Oleksiy Bashtanenko

Personal information
- Full name: Oleksiy Volodymyrovych Bashtanenko
- Date of birth: 16 March 1994 (age 31)
- Place of birth: Dnipropetrovsk, Ukraine
- Height: 1.88 m (6 ft 2 in)
- Position(s): Goalkeeper

Team information
- Current team: Nikopol
- Number: 77

Youth career
- 2006–2007: Youth Sportive School #2 Dnipropetrovsk
- 2007–2011: Dnipro Dnipropetrovsk

Senior career*
- Years: Team / Apps / (Gls)
- 2011–2018: Dnipro / 18 / (0)
- 2011: → Dnipro-2 Dnipropetrovsk / 4 / (0)
- 2018: Kobra Kharkiv / 3 / (0)
- 2018: Hirnyk-Sport Horishni Plavni / 0 / (0)
- 2021–: Nikopol / 6 / (0)

International career^{‡}
- 2010–2011: Ukraine-17 / 6 / (0)
- 2012: Ukraine-19 / 1 / (0)

= Oleksiy Bashtanenko =

Ukrainian football goalkeeper

Oleksiy Bashtanenko (Олексій Володимирович Баштаненко; born 16 March 1994) is a Ukrainian professional football goalkeeper who plays for Nikopol.

==Career==
Bashtanenko is a product of Youth Sportive School #2 Dnipropetrovsk and FC Dnipro.

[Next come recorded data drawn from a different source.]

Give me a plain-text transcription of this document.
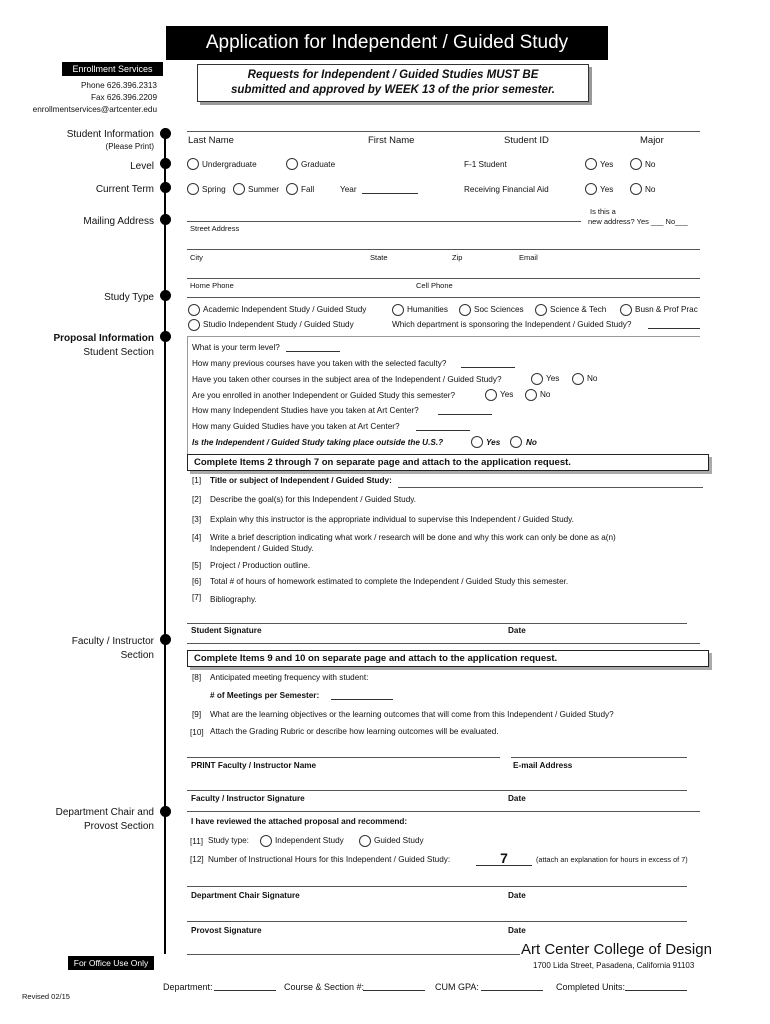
Application for Independent / Guided Study
Enrollment Services
Phone 626.396.2313
Fax 626.396.2209
enrollmentservices@artcenter.edu
Requests for Independent / Guided Studies MUST BE
submitted and approved by WEEK 13 of the prior semester.
Student Information
(Please Print)
Level
Current Term
Mailing Address
Study Type
Proposal Information
Student Section
Faculty / Instructor
Section
Department Chair and
Provost Section
Last Name	First Name	Student ID	Major
Undergraduate	Graduate	F-1 Student	Yes	No
Spring	Summer	Fall	Year	Receiving Financial Aid	Yes	No
Is this a
new address? Yes ___ No___
Street Address
City	State	Zip	Email
Home Phone	Cell Phone
Academic Independent Study / Guided Study	Humanities	Soc Sciences	Science & Tech	Busn & Prof Prac
Studio Independent Study / Guided Study	Which department is sponsoring the Independent / Guided Study?
What is your term level?
How many previous courses have you taken with the selected faculty?
Have you taken other courses in the subject area of the Independent / Guided Study?	Yes	No
Are you enrolled in another Independent or Guided Study this semester?	Yes	No
How many Independent Studies have you taken at Art Center?
How many Guided Studies have you taken at Art Center?
Is the Independent / Guided Study taking place outside the U.S.?	Yes	No
Complete Items 2 through 7 on separate page and attach to the application request.
[1] Title or subject of Independent / Guided Study:
[2] Describe the goal(s) for this Independent / Guided Study.
[3] Explain why this instructor is the appropriate individual to supervise this Independent / Guided Study.
[4] Write a brief description indicating what work / research will be done and why this work can only be done as a(n)
Independent / Guided Study.
[5] Project / Production outline.
[6] Total # of hours of homework estimated to complete the Independent / Guided Study this semester.
[7] Bibliography.
Student Signature	Date
Complete Items 9 and 10 on separate page and attach to the application request.
[8] Anticipated meeting frequency with student:
# of Meetings per Semester:
[9] What are the learning objectives or the learning outcomes that will come from this Independent / Guided Study?
[10] Attach the Grading Rubric or describe how learning outcomes will be evaluated.
PRINT Faculty / Instructor Name	E-mail Address
Faculty / Instructor Signature	Date
I have reviewed the attached proposal and recommend:
[11] Study type:	Independent Study	Guided Study
[12] Number of Instructional Hours for this Independent / Guided Study:	7	(attach an explanation for hours in excess of 7)
Department Chair Signature	Date
Provost Signature	Date
Art Center College of Design
1700 Lida Street, Pasadena, California 91103
For Office Use Only
Department:	Course & Section #:	CUM GPA:	Completed Units:
Revised 02/15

From 2011, after graduation from the youth sportive school, he played in the FC Dnipro Dnipropetrovsk reserves. In the main-team squad Bashtanenko made his debut as a start-squad player in the match against FC Zirka Kropyvnytskyi on 17 September 2016 in the Ukrainian Premier League.